On 11/3/06, David Miller <[email protected]> wrote:
> From: Andrew Morton <[email protected]>
> Date: Thu, 2 Nov 2006 12:04:12 -0800
>
> > On Thu, 2 Nov 2006 19:33:48 +0000
> > "Miguel Ojeda" <[email protected]> wrote:
> >
> > > May 2.6.18-new vmalloc
> > > related functions help correlating userspace & kernel addresses? I
> > > will try them and come with an answer tomorrow.
> > >
> > > Quoting http://lwn.net/Articles/2.6-kernel-api/
> > >
> > > "Some functions have been added to make it easy for kernel code to
> > > allocate a buffer with vmalloc() and map it into user space. They are:
> > >
> > > void *vmalloc_user(unsigned long size);
> > > void *vmalloc_32_user(unsigned long size);
> > > int remap_vmalloc_range(struct vm_area_struct *vma, void *addr,
> > > unsigned long pgoff);
> > >
> > > The first two functions are a form of vmalloc() which obtain memory
> > > intended to be mapped into user space; among other things, they zero
> > > the entire range to avoid leaking data. vmalloc_32_user() allocates
> > > low memory only.
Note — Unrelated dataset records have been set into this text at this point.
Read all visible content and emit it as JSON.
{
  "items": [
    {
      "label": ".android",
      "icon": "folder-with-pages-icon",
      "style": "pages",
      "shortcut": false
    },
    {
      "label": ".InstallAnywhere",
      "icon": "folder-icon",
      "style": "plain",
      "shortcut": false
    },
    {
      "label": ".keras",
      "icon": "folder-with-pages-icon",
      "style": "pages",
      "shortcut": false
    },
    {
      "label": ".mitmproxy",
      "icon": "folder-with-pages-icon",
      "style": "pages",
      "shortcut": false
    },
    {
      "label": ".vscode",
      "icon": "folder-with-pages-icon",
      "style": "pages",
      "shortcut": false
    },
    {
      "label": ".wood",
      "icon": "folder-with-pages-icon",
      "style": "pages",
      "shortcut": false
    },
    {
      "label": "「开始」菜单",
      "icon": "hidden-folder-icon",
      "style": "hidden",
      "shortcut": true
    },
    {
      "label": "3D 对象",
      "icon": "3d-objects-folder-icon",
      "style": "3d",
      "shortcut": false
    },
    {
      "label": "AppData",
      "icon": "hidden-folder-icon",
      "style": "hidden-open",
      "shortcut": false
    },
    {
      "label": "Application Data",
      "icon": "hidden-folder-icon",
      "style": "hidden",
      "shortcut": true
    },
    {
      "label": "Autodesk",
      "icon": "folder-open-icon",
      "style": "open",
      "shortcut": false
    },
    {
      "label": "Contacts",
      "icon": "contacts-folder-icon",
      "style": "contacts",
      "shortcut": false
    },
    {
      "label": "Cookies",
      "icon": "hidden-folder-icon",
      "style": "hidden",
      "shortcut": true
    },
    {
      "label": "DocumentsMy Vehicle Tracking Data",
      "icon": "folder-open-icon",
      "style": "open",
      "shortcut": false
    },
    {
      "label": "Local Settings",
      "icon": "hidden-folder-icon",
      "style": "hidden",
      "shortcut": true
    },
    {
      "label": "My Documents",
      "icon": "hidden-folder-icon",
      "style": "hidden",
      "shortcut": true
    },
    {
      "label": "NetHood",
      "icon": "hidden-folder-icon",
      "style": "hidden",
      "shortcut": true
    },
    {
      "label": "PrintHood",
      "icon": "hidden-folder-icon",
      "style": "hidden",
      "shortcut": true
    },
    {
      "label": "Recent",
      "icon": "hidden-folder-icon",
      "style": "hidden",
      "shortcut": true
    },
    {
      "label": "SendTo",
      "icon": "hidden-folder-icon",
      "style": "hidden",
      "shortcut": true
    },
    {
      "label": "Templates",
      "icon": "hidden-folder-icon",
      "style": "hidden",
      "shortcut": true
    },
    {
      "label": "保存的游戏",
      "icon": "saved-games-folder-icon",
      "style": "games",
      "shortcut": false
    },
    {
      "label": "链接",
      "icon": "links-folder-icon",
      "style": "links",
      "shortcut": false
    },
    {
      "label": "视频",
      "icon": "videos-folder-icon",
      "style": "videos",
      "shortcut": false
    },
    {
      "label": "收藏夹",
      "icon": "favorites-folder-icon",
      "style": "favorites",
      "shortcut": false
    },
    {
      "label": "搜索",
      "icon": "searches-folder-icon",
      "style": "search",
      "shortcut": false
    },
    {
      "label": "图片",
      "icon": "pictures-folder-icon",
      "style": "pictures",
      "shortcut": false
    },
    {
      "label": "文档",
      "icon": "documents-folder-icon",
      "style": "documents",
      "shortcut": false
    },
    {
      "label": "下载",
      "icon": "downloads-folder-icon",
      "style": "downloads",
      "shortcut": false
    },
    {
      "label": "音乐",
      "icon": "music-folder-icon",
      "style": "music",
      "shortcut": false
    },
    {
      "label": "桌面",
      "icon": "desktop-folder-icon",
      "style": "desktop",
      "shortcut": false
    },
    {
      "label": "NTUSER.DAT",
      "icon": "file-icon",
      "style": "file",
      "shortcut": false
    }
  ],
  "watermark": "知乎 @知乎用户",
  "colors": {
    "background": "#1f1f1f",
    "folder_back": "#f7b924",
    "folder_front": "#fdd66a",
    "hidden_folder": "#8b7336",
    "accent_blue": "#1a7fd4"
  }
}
A call to remap_vmalloc_range() will complete the
> > > job; it will refuse, however, to remap memory which has not been
> > > allocated with one of the two functions above."
> >
> > No, it doesn't look like those helper functions are designed to handle this.
> >
> > I'm really not the person to be asking about this. I can poke around in
> > arch/sparc64/kernel/sys_sparc.c:arch_get_unmapped_area() as well as the
> > next guy, and it seems to be doing the right thing for MAP_FIXED, but
> > how/whether it handles !MAP_FIXED I do not know. Ask davem ;)
>
> Unfortunately that code never gets called for MAP_FIXED :-)
>
> I'll comment on these issues and explain what needs to occur,
> we have several things that want to do this kind of user/kernel
> sharing of ring buffers and similar, so best to get the
> infrastructure going to get it right.
>
> As a first approximation, getting remap_vmalloc_range() to do the
> right thing is the best way to start this stuff off.
>

Ok, thanks you! If I can help with anything, please tell me.

In the meantime I will play with vmalloc_user() and friends.